While a quantum physicist might demonstrate how light can be both a particle and a wave, the artists in the Art and Design Gallery’s latest exhibition demonstrate that light’s properties go far beyond a mere duality. Featuring the works of invited fine artists and designers, along with FIT faculty, alumni, and students, Picturing Light: Artists Explore Luminosity explores light as the primary focus of a given piece, as opposed to light being a medium to illuminate other things.
The exhibition, on display now through October 27, is organized into four categories—Natural Light, Artificial Light, Reflected Light, and Depicted Light. Pieces featuring Natural Light and Reflected Light are in the sun-filled Pomerantz lobby, where natural light passes over or through the works to transform them as well as the spaces around them. By contrast, pieces featuring Artificial Light are displayed primarily in the smaller, darker gallery space in the back, where light is projected as part of the artwork or emitted from video screens, often in more abstract forms. Finally, the pieces in Depicted Light include oil paintings, film, and photography that give the appearance of light, even though there is no actual light source in the piece itself.
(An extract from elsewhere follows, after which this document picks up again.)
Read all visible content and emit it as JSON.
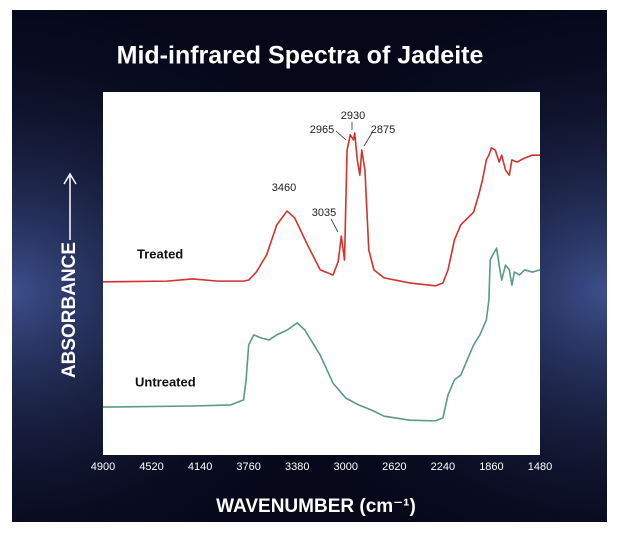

Adjunct associate professor of Communication Design Pathways and exhibition curator Anne Finkelstein said that making use of the distinct areas within the gallery space was always central to the show’s concept. Picturing Light is actually a follow-up to Finkelstein’s first show, back in 2019, called Picturing Space: Artists Imagine Architecture. That show also featured different kinds of scale and media, including sculptural pieces, that used the Art and Design Gallery in unique and site-specific ways.
After that show, Finkelstein claimed she was out of curatorial ideas, but then her husband asked, What about a show about light? The seed was planted, but it would have to wait. Picturing Space was the gallery’s last exhibition before FIT’s Covid lockdown. Accordingly, Picturing Light has been five years in the making; in active planning, for two.
Still, pushing back against the dark times of Covid and our current moment was an important inspiration for this show.
“At this moment, we are surrounded by very scary and dark realities,” Finkelstein said. “The focus on light as a subject is an optimistic decision and in bringing this exhibition out into the world, I want to share not only the work, but the metaphor and the belief behind it. It’s a hopeful and constructive act, a manifestation of our own refusal to surrender. Instead of giving up, we are … picturing light.”
The Art and Design Gallery is located in FIT’s Pomerantz Center and is open daily from 9 am to 5 pm. The exhibition is free and open to the public.